Kalamazoo College Football Player Makes NCAA History
Sports are a part of the world where so many athletes are looking to make a name for themselves, enjoy the sport they love, or simply just be a part of something greater. Most athletes only get to do one or a few of these things, while others get to do all while etching their names into history and record books. Only a small percentage of high school athletes go on to play college sports and even fewer can say they are NCAA athletes.
Of those NCAA athletes there continues to be exclusive list that many athletes are striving to have their names added to. From individual trophies like the Wooden Award, Heisman Trophy, and the Tewaaraton Award to the NCAA record and history books, only the best of the best or the luckiest of the lucky, however you want to look at it, are graced with having their names stand forever. This Kalamazoo College football player is not only in the books but is the only one to achieve this goal.

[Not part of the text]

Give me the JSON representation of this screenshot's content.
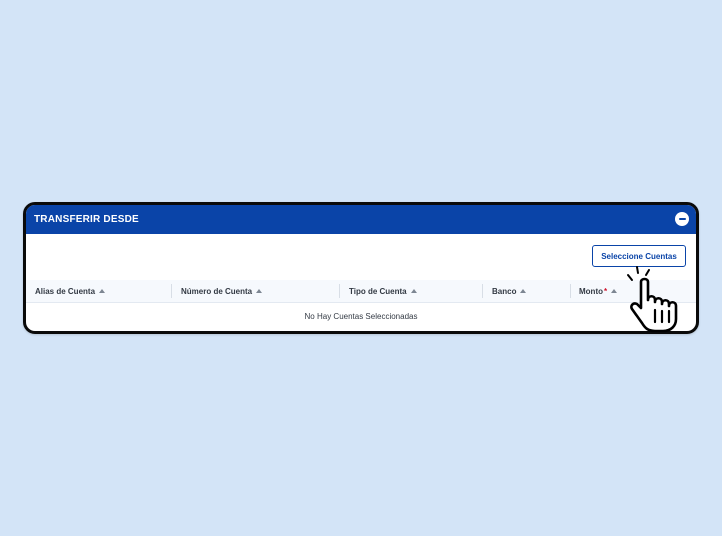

Kalamazoo College is small liberal arts college that competes at the NCAA's Division III level in the Michigan Intercollegiate Athletic Association (MIAA) conference. The Hornets have been placing teams out on their respective courts and fields for over 100 years, so there has been plenty of history made and this year they have already added more.
The Kalamazoo College football teams wakes up in the wee hours of the morning and grinds away while many others are sleeping. Looking to achieve the ultimate goal of winning the conference and national championships. Although they fell short of their goal, they made many memories and achieved many things along the way, but none bigger than Madison Barch's.
Madison was already in elite company when she signed her letter of intent, moved into her dorm here in Kalamazoo, and took the practice/game fields alongside her teammates. She is one of the first female football players in the MIAA and one of the few to exist in the NCAA, she is the placekicker for the Hornets. This year, she did more than just kickoffs and field goals.
In their game against the Trine University Thunder in Angola, Indiana, Madison etched her name into the NCAA football history books forever. In the video above you can see that she was preparing to kick an extra-point when the holder bobbled the snap. She then faked the kick and leaked out the backside of the play. As the holder scrambled, he saw Barch wide open in the endzone, launching the ball in her direction.
She would come up with the catch and immediately throw her arms up in the air in celebration as her teammates began running toward her to celebrate. It is believed that Madison's two-point conversion catch are the first non-kicking points recorded by a woman in an NCAA football game.